La frase della Offill racchiude una verità un po’ scomoda, ma pur sempre una verità.

La voce narrante è quella di una scrittrice che vorrebbe votarsi all’arte per diventare un mostro sacro della letteratura, ma poi si sposa e ha una figlia. I suoi sogni restano in stand-by, il matrimonio vacilla e la maternità diventa una nuova forma di solitudine profondissima.

Mentirei se dicessi di non aver pensato almeno una volta la stessa cosa, o di non essermi mai imbattuta in uomini con la sindrome di Nabokov (la maggior parte neanche del tutto consapevoli e assolutamente sorpresi dalla mia indignazione).

La sindrome di Nabokov mi sembra un concetto un po’ forzato – appiccicato alla sua figura in modo superficiale – mi vengono in mente almeno un altro paio di scrittori sicuramente più meritevoli di dare il nome a una sindrome sessista. In realtà sono riduttiva, potrei passare ore a raccontarvi di come gli scrittori trattino le mogli scrittrici, vi farei venire i capelli bianchi come quelli di Vera (ma questa è un’altra storia).

Comunque, il concetto può dare il via a un paio di riflessioni interessanti. Gli studi dei biografi hanno dimostrato che il punto non è quanto Vladimir abbia avuto bisogno di Vera e fosse prioritaria nella sua vita, ma della motivazione dietro la libera scelta di una donna indipendente e piena di risorse di occuparsi di lui con sovraumana dedizione. La cosa che l’ha spinta a votarsi a lui tanto da diventare un simbolo di dedizione assoluta, senza nessuna imposizione socioeconomica, coercizione coniugale, allineamento cosmico o circostanza particolare.

Credo che anche limitare la figura di Vera alla mera assistente devota in modo morboso al marito, sia riduttivo.

Preferirei che quel “come Vera Nabokov” significasse qualcosa di diverso da “quella che sbucciava pure la frutta al suo uomo, sia mai che le preziose mani dello scrittore restassero ferite”.

Vera Slonim è stata una donna brillante fin da giovanissima: poliglotta, dall’immensa cultura e dalla memoria straordinaria. Una donna che ha amato tanto e tanto è stata amata. Forte e risoluta, fiera di essere ebrea, non nascose mai le sue origini e subì le persecuzioni della Germania nazista. Era di una bellezza non convenzionale, alta ed elegante con il fascino discreto di una Lady, con tutti i capelli bianchi da quando aveva trent’anni.

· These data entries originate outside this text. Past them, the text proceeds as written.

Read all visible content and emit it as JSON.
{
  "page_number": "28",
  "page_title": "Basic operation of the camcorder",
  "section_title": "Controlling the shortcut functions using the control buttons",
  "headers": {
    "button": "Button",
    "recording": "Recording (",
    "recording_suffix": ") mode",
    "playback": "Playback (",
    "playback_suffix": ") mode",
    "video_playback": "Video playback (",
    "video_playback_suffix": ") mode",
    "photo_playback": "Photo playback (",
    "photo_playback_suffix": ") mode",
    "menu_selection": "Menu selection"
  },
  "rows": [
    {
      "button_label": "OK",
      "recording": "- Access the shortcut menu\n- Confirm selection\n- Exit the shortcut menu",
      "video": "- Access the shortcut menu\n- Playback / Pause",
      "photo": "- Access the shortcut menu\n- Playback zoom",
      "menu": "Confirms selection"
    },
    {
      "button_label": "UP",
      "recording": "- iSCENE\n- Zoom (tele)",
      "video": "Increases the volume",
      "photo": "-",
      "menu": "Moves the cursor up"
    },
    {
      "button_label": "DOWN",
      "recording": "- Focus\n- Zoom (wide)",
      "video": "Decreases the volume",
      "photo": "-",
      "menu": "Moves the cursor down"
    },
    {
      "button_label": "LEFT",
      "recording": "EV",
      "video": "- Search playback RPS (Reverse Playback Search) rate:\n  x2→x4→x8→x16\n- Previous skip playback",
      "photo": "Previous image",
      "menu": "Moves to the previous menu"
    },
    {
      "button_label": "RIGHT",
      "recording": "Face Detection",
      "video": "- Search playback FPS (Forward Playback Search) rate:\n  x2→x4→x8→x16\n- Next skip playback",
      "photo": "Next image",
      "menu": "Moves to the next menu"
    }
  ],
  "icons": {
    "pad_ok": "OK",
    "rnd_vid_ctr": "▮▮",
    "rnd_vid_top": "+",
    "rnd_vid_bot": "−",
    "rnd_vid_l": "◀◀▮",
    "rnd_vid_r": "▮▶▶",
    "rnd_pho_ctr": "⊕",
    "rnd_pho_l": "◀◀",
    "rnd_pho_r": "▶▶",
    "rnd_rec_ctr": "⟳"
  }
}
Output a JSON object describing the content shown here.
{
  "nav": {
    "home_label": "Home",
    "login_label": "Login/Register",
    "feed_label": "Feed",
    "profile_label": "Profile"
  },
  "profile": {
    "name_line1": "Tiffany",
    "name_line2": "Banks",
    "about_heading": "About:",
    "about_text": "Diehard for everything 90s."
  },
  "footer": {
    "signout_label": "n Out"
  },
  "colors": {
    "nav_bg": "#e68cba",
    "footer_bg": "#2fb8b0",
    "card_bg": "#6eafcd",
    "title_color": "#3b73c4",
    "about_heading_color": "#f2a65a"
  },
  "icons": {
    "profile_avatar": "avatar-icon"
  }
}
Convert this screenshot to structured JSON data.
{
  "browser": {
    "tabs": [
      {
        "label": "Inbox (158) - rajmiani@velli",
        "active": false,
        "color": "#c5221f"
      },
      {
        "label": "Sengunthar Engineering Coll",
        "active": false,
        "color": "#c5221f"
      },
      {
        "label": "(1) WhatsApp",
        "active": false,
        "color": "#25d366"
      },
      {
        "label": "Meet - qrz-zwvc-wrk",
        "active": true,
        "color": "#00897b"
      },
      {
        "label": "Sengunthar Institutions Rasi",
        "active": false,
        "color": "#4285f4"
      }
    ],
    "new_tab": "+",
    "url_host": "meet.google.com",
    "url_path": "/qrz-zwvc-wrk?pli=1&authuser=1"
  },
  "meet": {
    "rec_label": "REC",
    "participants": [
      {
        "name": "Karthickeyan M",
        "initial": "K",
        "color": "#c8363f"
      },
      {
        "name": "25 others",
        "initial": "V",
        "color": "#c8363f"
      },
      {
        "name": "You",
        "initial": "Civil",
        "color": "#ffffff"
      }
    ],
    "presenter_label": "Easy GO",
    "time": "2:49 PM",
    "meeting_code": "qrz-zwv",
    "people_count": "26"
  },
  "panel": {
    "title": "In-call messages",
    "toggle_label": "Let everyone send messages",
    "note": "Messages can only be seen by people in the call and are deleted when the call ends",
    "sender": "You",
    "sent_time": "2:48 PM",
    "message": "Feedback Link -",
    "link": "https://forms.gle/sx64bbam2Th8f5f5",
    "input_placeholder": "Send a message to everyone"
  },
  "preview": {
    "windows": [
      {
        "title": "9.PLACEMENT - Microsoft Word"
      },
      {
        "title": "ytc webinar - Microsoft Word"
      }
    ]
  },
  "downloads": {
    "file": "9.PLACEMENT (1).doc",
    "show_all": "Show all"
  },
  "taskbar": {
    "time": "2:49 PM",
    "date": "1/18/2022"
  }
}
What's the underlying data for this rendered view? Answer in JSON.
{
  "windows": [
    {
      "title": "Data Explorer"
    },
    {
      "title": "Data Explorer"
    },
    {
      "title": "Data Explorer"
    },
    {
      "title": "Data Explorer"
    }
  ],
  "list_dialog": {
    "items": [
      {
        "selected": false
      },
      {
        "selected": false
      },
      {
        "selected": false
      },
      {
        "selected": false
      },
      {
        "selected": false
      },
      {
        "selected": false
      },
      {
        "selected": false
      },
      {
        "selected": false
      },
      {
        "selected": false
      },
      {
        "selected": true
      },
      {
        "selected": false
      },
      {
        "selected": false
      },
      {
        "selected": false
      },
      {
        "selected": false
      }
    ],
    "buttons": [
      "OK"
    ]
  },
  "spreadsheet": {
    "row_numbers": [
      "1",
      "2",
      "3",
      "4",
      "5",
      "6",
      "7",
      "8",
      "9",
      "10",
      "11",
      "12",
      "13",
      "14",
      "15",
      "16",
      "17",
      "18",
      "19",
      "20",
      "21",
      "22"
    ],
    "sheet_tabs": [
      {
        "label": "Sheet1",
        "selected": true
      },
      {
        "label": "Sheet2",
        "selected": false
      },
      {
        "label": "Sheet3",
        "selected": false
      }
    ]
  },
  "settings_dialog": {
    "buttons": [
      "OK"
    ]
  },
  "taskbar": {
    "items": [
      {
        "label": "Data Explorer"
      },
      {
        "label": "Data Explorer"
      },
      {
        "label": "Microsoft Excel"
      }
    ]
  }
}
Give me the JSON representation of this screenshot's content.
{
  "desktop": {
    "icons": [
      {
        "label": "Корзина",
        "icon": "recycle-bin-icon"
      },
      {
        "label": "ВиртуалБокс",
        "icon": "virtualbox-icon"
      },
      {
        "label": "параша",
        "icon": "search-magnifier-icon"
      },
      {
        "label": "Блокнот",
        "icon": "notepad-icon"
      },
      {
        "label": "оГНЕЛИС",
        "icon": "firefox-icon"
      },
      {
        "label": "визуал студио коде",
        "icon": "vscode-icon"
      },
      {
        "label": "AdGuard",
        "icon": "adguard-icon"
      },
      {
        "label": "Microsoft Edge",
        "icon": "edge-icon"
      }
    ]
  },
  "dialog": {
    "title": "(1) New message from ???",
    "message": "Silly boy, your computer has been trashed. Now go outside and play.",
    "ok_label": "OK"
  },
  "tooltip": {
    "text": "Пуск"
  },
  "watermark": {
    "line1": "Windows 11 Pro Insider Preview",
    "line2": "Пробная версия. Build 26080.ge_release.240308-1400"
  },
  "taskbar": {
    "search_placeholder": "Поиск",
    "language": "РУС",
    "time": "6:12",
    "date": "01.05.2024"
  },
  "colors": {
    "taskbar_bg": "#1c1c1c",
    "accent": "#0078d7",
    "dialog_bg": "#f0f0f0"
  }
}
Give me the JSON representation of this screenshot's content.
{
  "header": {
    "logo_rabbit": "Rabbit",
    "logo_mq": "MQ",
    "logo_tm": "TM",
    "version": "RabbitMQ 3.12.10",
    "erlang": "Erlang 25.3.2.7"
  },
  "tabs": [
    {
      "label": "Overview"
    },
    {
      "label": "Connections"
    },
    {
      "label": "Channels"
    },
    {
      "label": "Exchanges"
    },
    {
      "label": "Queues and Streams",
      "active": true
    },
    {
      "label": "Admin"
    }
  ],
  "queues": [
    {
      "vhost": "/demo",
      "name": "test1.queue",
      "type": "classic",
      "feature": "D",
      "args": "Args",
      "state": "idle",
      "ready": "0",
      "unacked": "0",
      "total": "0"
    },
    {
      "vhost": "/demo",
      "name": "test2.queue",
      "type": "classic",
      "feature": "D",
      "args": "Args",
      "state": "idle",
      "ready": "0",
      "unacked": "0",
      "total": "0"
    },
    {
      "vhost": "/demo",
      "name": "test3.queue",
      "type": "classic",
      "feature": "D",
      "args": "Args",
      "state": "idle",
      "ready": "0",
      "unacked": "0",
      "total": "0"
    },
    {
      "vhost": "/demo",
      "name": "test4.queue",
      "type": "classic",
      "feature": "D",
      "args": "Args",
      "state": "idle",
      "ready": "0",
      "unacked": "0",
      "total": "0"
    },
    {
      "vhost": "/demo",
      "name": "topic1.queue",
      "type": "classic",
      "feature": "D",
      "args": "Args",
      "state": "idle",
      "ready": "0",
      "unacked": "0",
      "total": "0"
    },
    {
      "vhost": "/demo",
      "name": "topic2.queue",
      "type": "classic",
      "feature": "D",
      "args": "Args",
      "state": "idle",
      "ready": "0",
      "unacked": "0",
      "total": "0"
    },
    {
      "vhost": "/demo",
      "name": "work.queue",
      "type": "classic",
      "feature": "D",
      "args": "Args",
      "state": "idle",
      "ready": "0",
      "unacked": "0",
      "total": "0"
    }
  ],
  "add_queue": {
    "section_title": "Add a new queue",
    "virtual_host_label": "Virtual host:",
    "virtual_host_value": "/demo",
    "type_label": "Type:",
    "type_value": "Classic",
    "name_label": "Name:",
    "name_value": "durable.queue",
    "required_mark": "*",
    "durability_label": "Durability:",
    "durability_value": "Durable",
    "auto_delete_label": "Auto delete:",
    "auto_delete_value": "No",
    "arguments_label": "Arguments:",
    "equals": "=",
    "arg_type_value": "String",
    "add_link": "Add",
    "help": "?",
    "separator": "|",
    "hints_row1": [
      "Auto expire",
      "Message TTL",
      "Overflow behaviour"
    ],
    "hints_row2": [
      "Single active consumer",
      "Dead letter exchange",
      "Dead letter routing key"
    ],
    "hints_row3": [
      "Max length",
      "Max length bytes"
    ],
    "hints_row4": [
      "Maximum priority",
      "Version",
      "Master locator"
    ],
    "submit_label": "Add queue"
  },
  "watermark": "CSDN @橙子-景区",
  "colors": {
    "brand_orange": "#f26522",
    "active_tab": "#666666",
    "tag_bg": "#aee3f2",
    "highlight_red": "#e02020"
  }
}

Negli anni ‘40 era già lontana anni luce dagli stereotipi di genere della sua epoca: ha sempre lavorato ed è stata il pilastro economico della famiglia dopo una profonda crisi, permettendo così al marito di abbandonare l’insegnamento e dedicarsi alla scrittura. È stata madre, maestra, segretaria, giornalista e soprattutto una grande traduttrice (sia prima che dopo il matrimonio). Oltre che assistente, copista, bibliografa, critica, agente e autista, (prese la patente per accompagnare personalmente il marito nei suoi spostamenti in America). Persino guardia del corpo di Vladimir, pronta a difenderlo da ogni pericolo mentre catturavano farfalle con il retino.

Vera Nabokov era una donna che proteggeva il suo amore più grande, non cercava qualcuno pronto a difenderla o che la facesse sentire protetta, girava armata per tenere al sicuro entrambi.

Non ricercava la sicurezza economica e non dipendeva da nessuno, lavorava sodo per sé stessa e perché il marito potesse scrivere Lolita e raggiungere la fama. Salvò il romanzo dalle fiamme, più di una volta. Era indipendente e quello che faceva per Nabokov, lo faceva solo per scelta. Si era innamorata di uno scrittore geniale ma del tutto privo del più elementare senso pratico, non era una vittima dei suoi tempi né la schiava di un marito-padrone che la disprezzava o la riteneva inferiore (qualcuno ha detto Tolstoj?). Era una donna libera.

I Nabokov si amarono per cinquant’anni, condividendo la passione per le farfalle e per gli scacchi.

Lui le fu devoto e le dedicò tutti i suoi libri, oltre ad aver disseminato ogni opera di riferimenti alla loro storia d’amore. Non fece mai mistero della sua gratitudine: «Senza Véra non avrei mai scritto una riga».

Vladimir e Vera vissero praticamente in simbiosi per tutta la vita e si separarono solo per periodi brevissimi, caratterizzati da una fitta corrispondenza.

Dalle 300 lettere di Nabokov, raccolte in Letters to Véra, traspare un amore struggente e romantico, pieno di gratitudine e ammirazione.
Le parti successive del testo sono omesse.